Retaliation or a violent response to injustice or aggression always
leads to an escalation of violence. We often discover also that
the values of the violent world in which we grew up are already
in us. Therefore, if we are already conditioned by the environment
that has formed us, and if repressing prejudice is not helpful because
it tends to arise when least expected, it may be necessary to do
a little work
In this
framework we propose the Campaign of Education for Non-Violence
as a way of bringing techniques to overcome violence to larger and
larger numbers of people.
Why is
Violence so difficult to eradicate? In our view it is because it
is complex and multi-factorial. We study then the multiple factors
to help modify both at personal and social levels, such as:
" Personal Factors: Tensions, lacks of self-esteem, impulsiveness,
compulsions, frustration, painful memories, contradictions, the
absence of a meaning in life.
" Factors in the relationship with the environment: Individualism,
competition, resentments, isolation, lack of communication in the
family, at work, social fragmentation, etc
" Factors of the Global System: Dehumanised social values,
unreachable models of "happiness", the cult of celebrities,
social injustice, the institutions that keep an unbalanced international
order, etc.
We propose
the combined action of courses and networks to give continuity to
the work of non-violent change.
Course
1 consists of six 2 hours workshops which develop the following
themes taking into account the interaction between individuals,
their relationships and the global world:
1. Personal
experience of violence and forms of violence. First strategies to
overcome violence
2. Relaxation,
breathing, body postures, Experience of Peace (to gain self-control)
3. Valid
Action: Overcoming the contradictions that get projected into the
world as violence. Developing solidarity
4. Overcoming
discrimination
5. Virtues
(discovering our positive points and seeing them in other people).
Self-esteem.
6. Contribution
to Organisations. Models
Course
2 adds other six 2 hours workshops on the following themes:
1. Non
violent Conflict resolution whether interpersonal, collective or
between different ethnic and cultural groups.

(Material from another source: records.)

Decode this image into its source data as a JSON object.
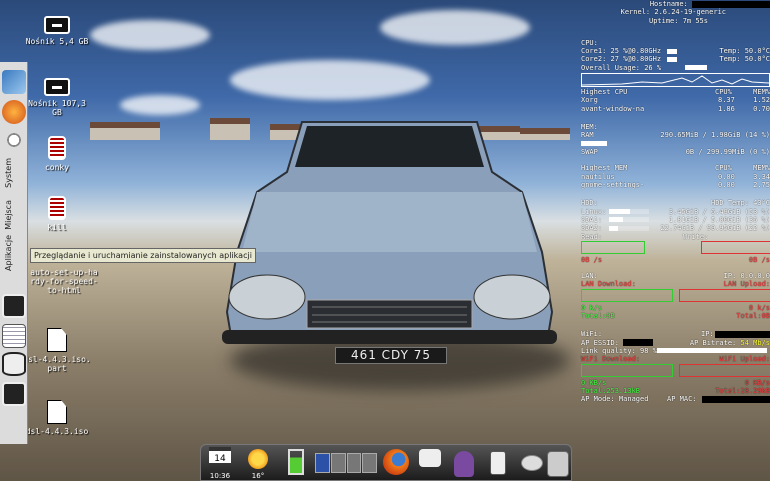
{
  "desktop": {
    "icons": [
      {
        "label": "Nośnik 5,4 GB",
        "icon": "drive-icon"
      },
      {
        "label": "Nośnik 107,3 GB",
        "icon": "drive-icon"
      },
      {
        "label": "conky",
        "icon": "spring-icon"
      },
      {
        "label": "kill",
        "icon": "spring-icon"
      },
      {
        "label": "auto-set-up-hardy-for-speed-to-html",
        "icon": "file-icon"
      },
      {
        "label": "dsl-4.4.3.iso.part",
        "icon": "file-icon"
      },
      {
        "label": "dsl-4.4.3.iso",
        "icon": "file-icon"
      }
    ],
    "plate_text": "461 CDY 75"
  },
  "left_panel": {
    "labels": [
      "Aplikacje",
      "Miejsca",
      "System"
    ],
    "tooltip": "Przeglądanie i uruchamianie zainstalowanych aplikacji"
  },
  "conky": {
    "hostname_label": "Hostname:",
    "kernel": "Kernel: 2.6.24-19-generic",
    "uptime": "Uptime: 7m 55s",
    "cpu": {
      "title": "CPU:",
      "core1": "Core1:  25 %@0.80GHz",
      "core1_temp": "Temp: 50.0°C",
      "core2": "Core2:  27 %@0.80GHz",
      "core2_temp": "Temp: 50.0°C",
      "overall": "Overall Usage:  26 %",
      "overall_pct": 0.26
    },
    "highest_cpu": {
      "title": "Highest CPU",
      "col1": "CPU%",
      "col2": "MEM%",
      "rows": [
        {
          "name": "Xorg",
          "cpu": "8.37",
          "mem": "1.52"
        },
        {
          "name": "avant-window-na",
          "cpu": "1.86",
          "mem": "0.70"
        }
      ]
    },
    "mem": {
      "title": "MEM:",
      "ram_label": "RAM",
      "ram_value": "290.65MiB / 1.98GiB  (14 %)",
      "ram_pct": 0.14,
      "swap_label": "SWAP",
      "swap_value": "0B   / 299.99MiB (0  %)",
      "swap_pct": 0.0
    },
    "highest_mem": {
      "title": "Highest MEM",
      "col1": "CPU%",
      "col2": "MEM%",
      "rows": [
        {
          "name": "nautilus",
          "cpu": "0.00",
          "mem": "3.34"
        },
        {
          "name": "gnome-settings-",
          "cpu": "0.00",
          "mem": "2.75"
        }
      ]
    },
    "hdd": {
      "title": "HDD:",
      "temp": "HDD Temp: 43°C",
      "rows": [
        {
          "name": "Linux:",
          "value": "3.45GiB  /  6.49GiB  (53 %)",
          "pct": 0.53
        },
        {
          "name": "SDA1:",
          "value": "1.81GiB  /  5.00GiB  (36 %)",
          "pct": 0.36
        },
        {
          "name": "SDA2:",
          "value": "22.74GiB  /  99.95GiB  (22 %)",
          "pct": 0.22
        }
      ],
      "read": "Read:",
      "write": "Write:",
      "read_val": "0B   /s",
      "write_val": "0B   /s"
    },
    "lan": {
      "title": "LAN:",
      "ip": "IP: 0.0.0.0",
      "download": "LAN Download:",
      "upload": "LAN Upload:",
      "down_rate": "0   k/s",
      "up_rate": "0   k/s",
      "down_total": "Total:0B",
      "up_total": "Total:0B"
    },
    "wifi": {
      "title": "WiFi:",
      "ip": "IP:",
      "essid": "AP ESSID:",
      "bitrate_label": "AP Bitrate:",
      "bitrate": "54 Mb/s",
      "quality": "Link quality: 98  %",
      "quality_pct": 0.98,
      "download": "WiFi Download:",
      "upload": "WiFi Upload:",
      "down_rate": "0   KB/s",
      "up_rate": "0   KB/s",
      "down_total": "Total:253.13kB",
      "up_total": "Total:28.29kB",
      "mode": "AP Mode: Managed",
      "mac": "AP MAC:"
    }
  },
  "dock": {
    "date_month": "PAZ",
    "date_day": "14",
    "clock": "10:36",
    "weather_temp": "16°"
  },
  "colors": {
    "graph_green": "#33cc33",
    "graph_red": "#dd3333",
    "highlight_yellow": "#ffff33",
    "panel_bg": "#dcdcdc"
  }
}
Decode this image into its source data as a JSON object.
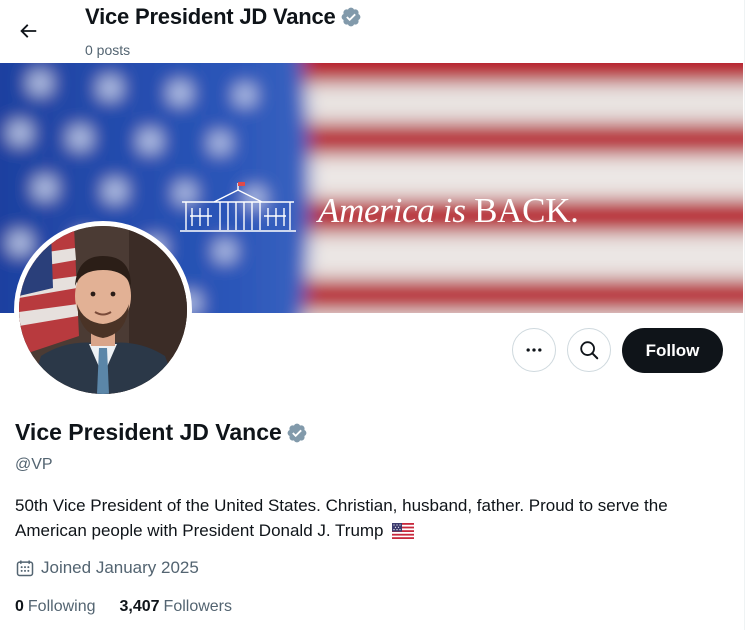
{
  "header": {
    "back_icon": "arrow-left-icon",
    "title": "Vice President JD Vance",
    "post_count": "0 posts"
  },
  "banner": {
    "slogan_italic": "America",
    "slogan_connector": " is ",
    "slogan_emphasis": "BACK.",
    "logo_icon": "white-house-icon"
  },
  "profile": {
    "name": "Vice President JD Vance",
    "verified_icon": "verified-gray-badge-icon",
    "handle": "@VP",
    "bio": "50th Vice President of the United States. Christian, husband, father. Proud to serve the American people with President Donald J. Trump",
    "bio_emoji_icon": "us-flag-icon",
    "joined": "Joined January 2025",
    "joined_icon": "calendar-icon"
  },
  "actions": {
    "more_icon": "more-dots-icon",
    "search_icon": "search-icon",
    "follow_label": "Follow"
  },
  "stats": {
    "following_count": "0",
    "following_label": "Following",
    "followers_count": "3,407",
    "followers_label": "Followers"
  },
  "colors": {
    "primary_text": "#0f1419",
    "secondary_text": "#536471",
    "follow_bg": "#0f1419",
    "verified_badge": "#829aab",
    "border": "#cfd9de"
  }
}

The format is adapted
to the level of violence and also to whether it is being carried
out for training purposes or in real life situations.
2.The landscape of formation, aiming also to help resolve intergenerational
conflicts, including those arising in migrant families.
3. The methodology of non-violence and organisational forms to exercise
it; models and networks.
Both
Courses encourage the participants to start to develop small projects
to change situations of violence and discrimination in their immediate
environment throughout the development of this training. It is our
intention to make these techniques available to large numbers of
people and organisations through cascade learning.